The description should mention:
- who is speaking
- what show or interview this came from
- what topic is being discussed
- what the key claim or takeaway is
Write the packaging copy to a text file such as analysis/clip-packaging.txt or clips/<clip-id>/metadata.txt.
File Layout
Use a layout like this unless the user asks for another structure:
work/<video-slug>/
source/
original.mp4
original.en.srt
analysis/
transcript.json
selected_clips.json
candidate-review.txt
clip-packaging.txt
clips/
01-<slug>/
clip.mp4
clip.en.srt
clip.zh.srt
clip.hardsub.mp4
metadata.txt
The downloader may emit title-based filenames. If so, keep them, but normalize the per-clip folders.
Scripts
scripts/srt_to_json.py
Parse SRT into JSON records with cue index, start/end timestamps, start/end seconds, and text. Use this before transcript analysis.
scripts/window_srt.py
Extract the subtitle cues that overlap a selected clip window and shift the timestamps so the new SRT starts at 00:00:00,000.
scripts/clip_video.py
Create a re-encoded MP4 clip for an exact time range. Use this for each selected segment.
scripts/fix_srt.py
Fix YouTube-style rolling subtitle overlaps. Run this on every Chinese SRT before burning it into a clip. It trims each cue's end time so it does not overlap the next cue, adds an 80ms gap between cues, and ensures each cue shows for at least 800ms.
Usage: python scripts/fix_srt.py clip.zh.srt clip.zh.srt (in-place is safe)
scripts/burn_subtitles.py
Render a Chinese SRT into the clip with ffmpeg subtitles filter.
Pass a title when exporting the final video so the first second includes:
- centered title
- font size 48
- 3px outline
- a CJK-capable font (see Font Discovery in Execution Notes)
References
references/clip-schema.md
Schema definition for selected_clips.json.
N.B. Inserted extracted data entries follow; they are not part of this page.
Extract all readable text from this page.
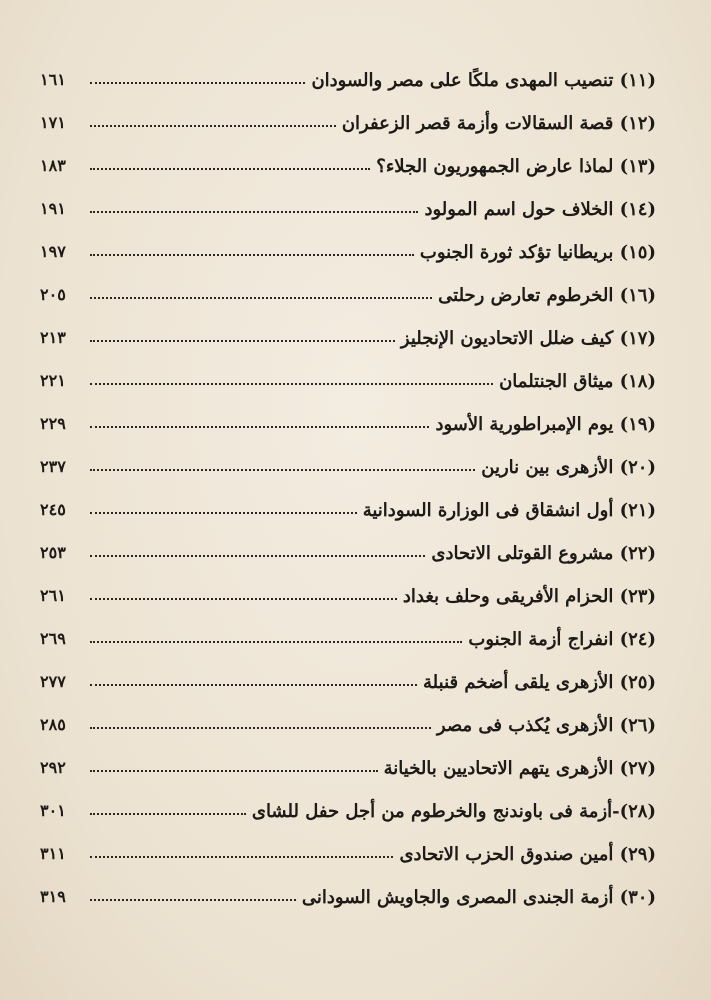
(١١) تنصيب المهدى ملكًا على مصر والسودان
١٦١
(١٢) قصة السقالات وأزمة قصر الزعفران
١٧١
(١٣) لماذا عارض الجمهوريون الجلاء؟
١٨٣
(١٤) الخلاف حول اسم المولود
١٩١
(١٥) بريطانيا تؤكد ثورة الجنوب
١٩٧
(١٦) الخرطوم تعارض رحلتى
٢٠٥
(١٧) كيف ضلل الاتحاديون الإنجليز
٢١٣
(١٨) ميثاق الجنتلمان
٢٢١
(١٩) يوم الإمبراطورية الأسود
٢٢٩
(٢٠) الأزهرى بين نارين
٢٣٧
(٢١) أول انشقاق فى الوزارة السودانية
٢٤٥
(٢٢) مشروع القوتلى الاتحادى
٢٥٣
(٢٣) الحزام الأفريقى وحلف بغداد
٢٦١
(٢٤) انفراج أزمة الجنوب
٢٦٩
(٢٥) الأزهرى يلقى أضخم قنبلة
٢٧٧
(٢٦) الأزهرى يُكذب فى مصر
٢٨٥
(٢٧) الأزهرى يتهم الاتحاديين بالخيانة
٢٩٢
(٢٨)-أزمة فى باوندنج والخرطوم من أجل حفل للشاى
٣٠١
(٢٩) أمين صندوق الحزب الاتحادى
٣١١
(٣٠) أزمة الجندى المصرى والجاويش السودانى
٣١٩
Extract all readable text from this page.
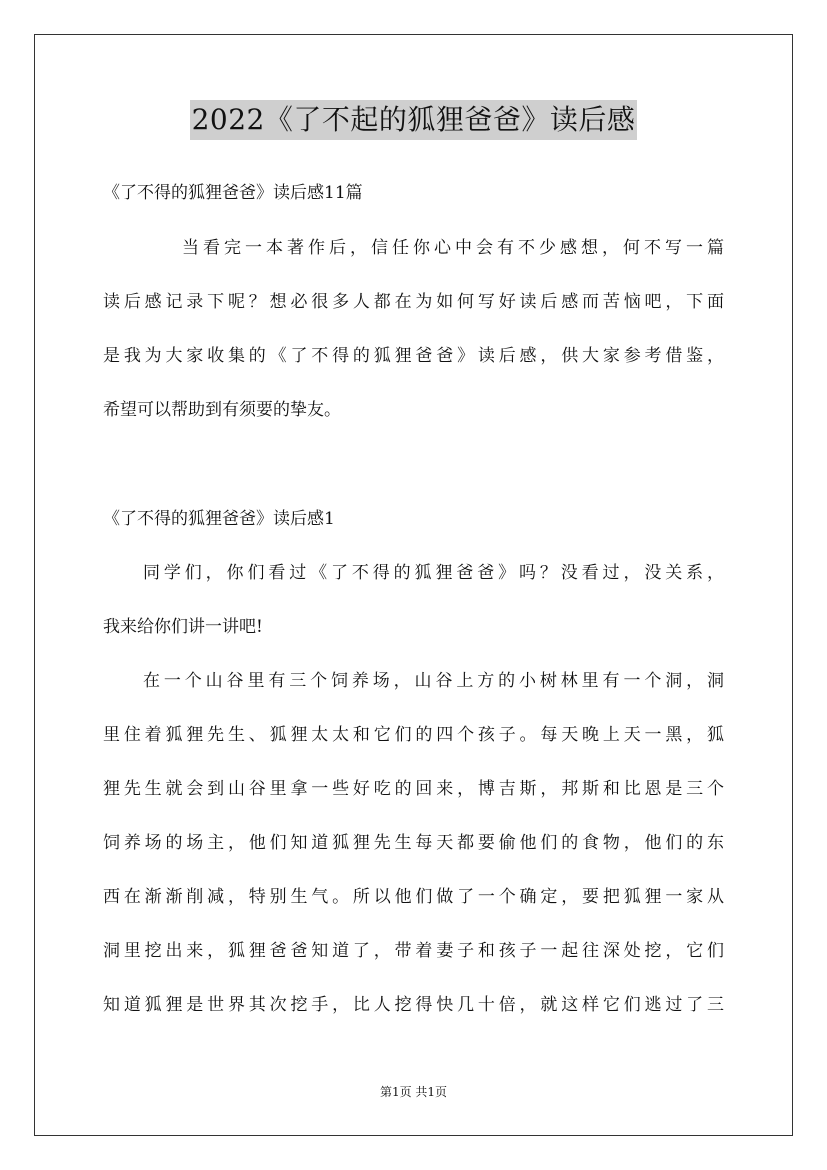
2022《了不起的狐狸爸爸》读后感
《了不得的狐狸爸爸》读后感11篇
当看完一本著作后，信任你心中会有不少感想，何不写一篇
读后感记录下呢？想必很多人都在为如何写好读后感而苦恼吧，下面
是我为大家收集的《了不得的狐狸爸爸》读后感，供大家参考借鉴，
希望可以帮助到有须要的挚友。
《了不得的狐狸爸爸》读后感1
同学们，你们看过《了不得的狐狸爸爸》吗？没看过，没关系，
我来给你们讲一讲吧!
在一个山谷里有三个饲养场，山谷上方的小树林里有一个洞，洞
里住着狐狸先生、狐狸太太和它们的四个孩子。每天晚上天一黑，狐
狸先生就会到山谷里拿一些好吃的回来，博吉斯，邦斯和比恩是三个
饲养场的场主，他们知道狐狸先生每天都要偷他们的食物，他们的东
西在渐渐削减，特别生气。所以他们做了一个确定，要把狐狸一家从
洞里挖出来，狐狸爸爸知道了，带着妻子和孩子一起往深处挖，它们
知道狐狸是世界其次挖手，比人挖得快几十倍，就这样它们逃过了三
第1页 共1页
Read this before writing candidate decisions.
references/analysis-prompt.md
Default prompts for transcript analysis. Contains Stage 1 (candidate identification) and Stage 2 (user review formatting) prompts.
Execution Notes
- The downloader depends on local cookies or --cookies-from-browser. If download fails due to expired cookies, refresh them instead of changing the skill.
- Prefer exact source files from the downloader output over guessing names.
- Verify that ffmpeg is available before clip extraction or burning.
- When paths contain spaces or non-ASCII characters, pass arguments as separate shell arguments instead of building unsafe command strings.
- If the user asks for vertical shorts, crop the frame to 9:16 but retain the original audio. The deliverable is subbed short clips from the original frame.
Font Discovery: burn_subtitles.py already searches common CJK font paths automatically. Do not hardcode any machine-specific font path. If the user has a custom font they prefer, pass it via the --font argument. Otherwise let the script find a fallback (it will try NotoSansCJK, DroidSansFallbackFull, and others before defaulting to ffmpeg's built-in font).
macOS .command file pattern: When the sandbox has no internet access and yt-dlp must run on the user's machine instead, write a .command shell script to the workspace folder (the user's Desktop folder that is mounted into the sandbox). A .command file opens in Terminal.app and auto-executes when double-clicked in Finder. This lets the user run the download with a single click. After the download completes, the files appear in the shared workspace folder and the sandbox can read them normally.
This skill covers:
- candidate selection
- user-facing candidate summaries
- Chinese subtitle translation
- short-video title and description generation
Output Contract
Return:
- the source asset folder
- the candidate clip list with timestamps, duration, title, and two-sentence summaries
- the packaging text file with title and 140-character descriptions
- the final clip.hardsub.mp4 path for each exported short
If the workflow cannot finish, report the exact blocker: missing cookies, failed download, missing English subtitles, missing ffmpeg, or unclear transcript quality.